Meeting new people and getting to know them is a wonderful thing; I love realizing I’ve met a new friend. However old friends, the ones I’ve had for years, are indisputable treasures. Nothing beats spending time with a friend you haven’t seen for awhile and instantly falling into short-hand speak again (you don’t need full sentences or back-stories when you’ve known each other for 25 years).
New friends, combined with old, make for a rich life; it’s the same in the garden. While there is an undeniable thrill in discovering a new must have plant, and eventually acquiring it, there is also nothing quite like discovering one from the past and realizing you’ll be spending another year together.

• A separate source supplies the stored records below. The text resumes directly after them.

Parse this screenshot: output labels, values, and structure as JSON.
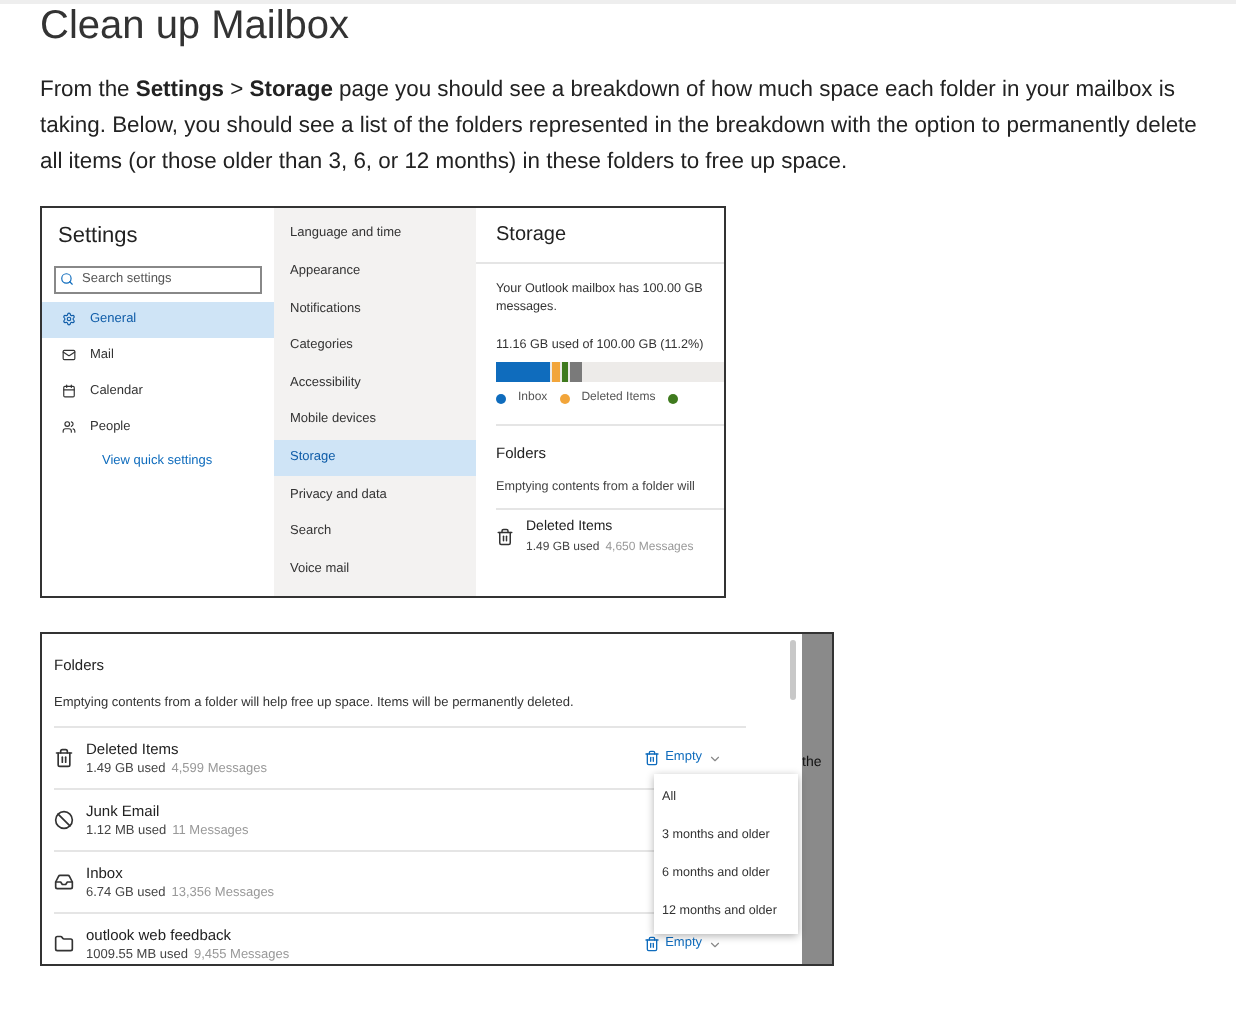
{
  "heading": "Clean up Mailbox",
  "intro": "From the **Settings** > **Storage** page you should see a breakdown of how much space each folder in your mailbox is taking. Below, you should see a list of the folders represented in the breakdown with the option to permanently delete all items (or those older than 3, 6, or 12 months) in these folders to free up space.",
  "settings_screenshot": {
    "title": "Settings",
    "search": {
      "placeholder": "Search settings"
    },
    "nav": [
      {
        "label": "General",
        "selected": true
      },
      {
        "label": "Mail",
        "selected": false
      },
      {
        "label": "Calendar",
        "selected": false
      },
      {
        "label": "People",
        "selected": false
      }
    ],
    "quick_link": "View quick settings",
    "subnav": [
      {
        "label": "Language and time",
        "selected": false
      },
      {
        "label": "Appearance",
        "selected": false
      },
      {
        "label": "Notifications",
        "selected": false
      },
      {
        "label": "Categories",
        "selected": false
      },
      {
        "label": "Accessibility",
        "selected": false
      },
      {
        "label": "Mobile devices",
        "selected": false
      },
      {
        "label": "Storage",
        "selected": true
      },
      {
        "label": "Privacy and data",
        "selected": false
      },
      {
        "label": "Search",
        "selected": false
      },
      {
        "label": "Voice mail",
        "selected": false
      }
    ],
    "storage": {
      "title": "Storage",
      "lines": [
        "Your Outlook mailbox has 100.00 GB",
        "messages."
      ],
      "usage": "11.16 GB used of 100.00 GB (11.2%)",
      "segments": [
        {
          "color": "#0f6cbd"
        },
        {
          "color": "#f2a53a"
        },
        {
          "color": "#3f7a1e"
        },
        {
          "color": "#7a7a7a"
        }
      ],
      "legend": [
        {
          "label": "Inbox",
          "color": "#0f6cbd"
        },
        {
          "label": "Deleted Items",
          "color": "#f2a53a"
        },
        {
          "color": "#3f7a1e"
        }
      ],
      "folders_title": "Folders",
      "folders_text": "Emptying contents from a folder will",
      "folder": {
        "name": "Deleted Items",
        "size": "1.49 GB used",
        "count": "4,650 Messages"
      }
    }
  },
  "folders_screenshot": {
    "title": "Folders",
    "description": "Emptying contents from a folder will help free up space. Items will be permanently deleted.",
    "folders": [
      {
        "name": "Deleted Items",
        "size": "1.49 GB used",
        "count": "4,599 Messages",
        "action": "Empty"
      },
      {
        "name": "Junk Email",
        "size": "1.12 MB used",
        "count": "11 Messages"
      },
      {
        "name": "Inbox",
        "size": "6.74 GB used",
        "count": "13,356 Messages"
      },
      {
        "name": "outlook web feedback",
        "size": "1009.55 MB used",
        "count": "9,455 Messages",
        "action": "Empty"
      }
    ],
    "menu": [
      "All",
      "3 months and older",
      "6 months and older",
      "12 months and older"
    ],
    "side_text": "the"
  }
}
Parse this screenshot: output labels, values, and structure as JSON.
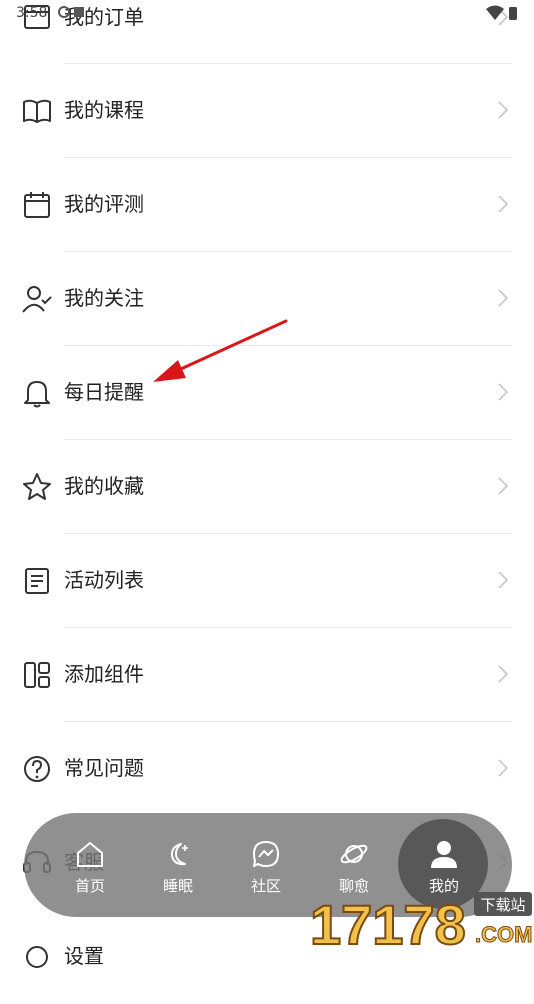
{
  "status_bar": {
    "time": "3:58"
  },
  "menu": {
    "items": [
      {
        "label": "我的订单",
        "icon": "order-icon"
      },
      {
        "label": "我的课程",
        "icon": "book-icon"
      },
      {
        "label": "我的评测",
        "icon": "calendar-icon"
      },
      {
        "label": "我的关注",
        "icon": "user-check-icon"
      },
      {
        "label": "每日提醒",
        "icon": "bell-icon"
      },
      {
        "label": "我的收藏",
        "icon": "star-icon"
      },
      {
        "label": "活动列表",
        "icon": "document-icon"
      },
      {
        "label": "添加组件",
        "icon": "widget-icon"
      },
      {
        "label": "常见问题",
        "icon": "help-icon"
      },
      {
        "label": "客服",
        "icon": "headset-icon"
      },
      {
        "label": "设置",
        "icon": "settings-icon"
      }
    ]
  },
  "tabbar": {
    "tabs": [
      {
        "label": "首页",
        "icon": "home-icon"
      },
      {
        "label": "睡眠",
        "icon": "moon-icon"
      },
      {
        "label": "社区",
        "icon": "chat-icon"
      },
      {
        "label": "聊愈",
        "icon": "planet-icon"
      },
      {
        "label": "我的",
        "icon": "profile-icon"
      }
    ],
    "active_index": 4
  },
  "watermark": {
    "number": "17178",
    "tag": "下载站",
    "suffix": ".COM"
  },
  "colors": {
    "annotation_arrow": "#d9171a",
    "tabbar_bg": "#787878",
    "tab_active": "#585858"
  }
}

Yesterday my eyes came to rest on my Gunnera, or more accurately on the burlap and leaves piled on top to protect it from the cold. I realized the pile wasn’t a soft dome any longer, no; it had turned into a sort of pyramid. Something was definitely going on under there. I peeled back the layers and discovered this! My Gunnera not only made it through winter but was already coming to life (complete with lots of new roots it seems)! Last year it didn’t start to show any signs of life until mid April and even then it was so pathetic that I finally broke down last May and bought another, thinking if I wanted leaves of any size I was going to have to augment. They both are very much alive and growing this year. This happy discovery got me wondering about my Melianthus …peeling back the covers I discovered things are looking mighty fine! Check this out… Sprouts! My Melianthus not only alive but it is already growing! In February!
All of this spring type energy makes me think I should be unwrapping the Musa basjoo…I wonder what’s going on under that burlap???? That discovery is going to have to wait for another day. After all we’ve had a few cool nights with another couple predicted. It’s one thing to throw cover over the Gunnera and Melianthus, but I’m not sure I’m up for rewrapping the banana, or losing the pseudostem this close to spring.
So are you wondering if I have any new plant friends? Remember the Genista aetnensis I was lusting after at Garden Fever? Well I had the opportunity to visit Xera last week and was able to select one from their stock. I love this plant! Genista aetnensis Zn7b (5º to 10ºF) Papillionaceae
Mt. Etna Broom, from the lava covered slopes of Italy and for that matter Europe’s tallest volcano makes a wonderful “shade-less” tree for hot sun. Rush-like weeping stems actually have tiny leaves that are barely noticeable. In summer you will notice the clouds of golden yellow pea flowers that emit the powerful perfume of Jasmine. To 14’ tall, best in full hot sun and poor, well drained soil. Little summer water when established. A great small tree for a see-through vertical effect, without being oppressive. Grows quickly, and is best without extra encouragement.
Why do I love it? Well it’s a “shade-less” tree for hot sun (it’s going in the front garden, currently staged in a protective spot behind the garage) and it is probably the closest thing I’ll ever be able to grow to a Palo Verde (I know…it’s a poor substitute) but it’s from Italy!!! That earns a few bonus points in my book, I always need more friends from Italy!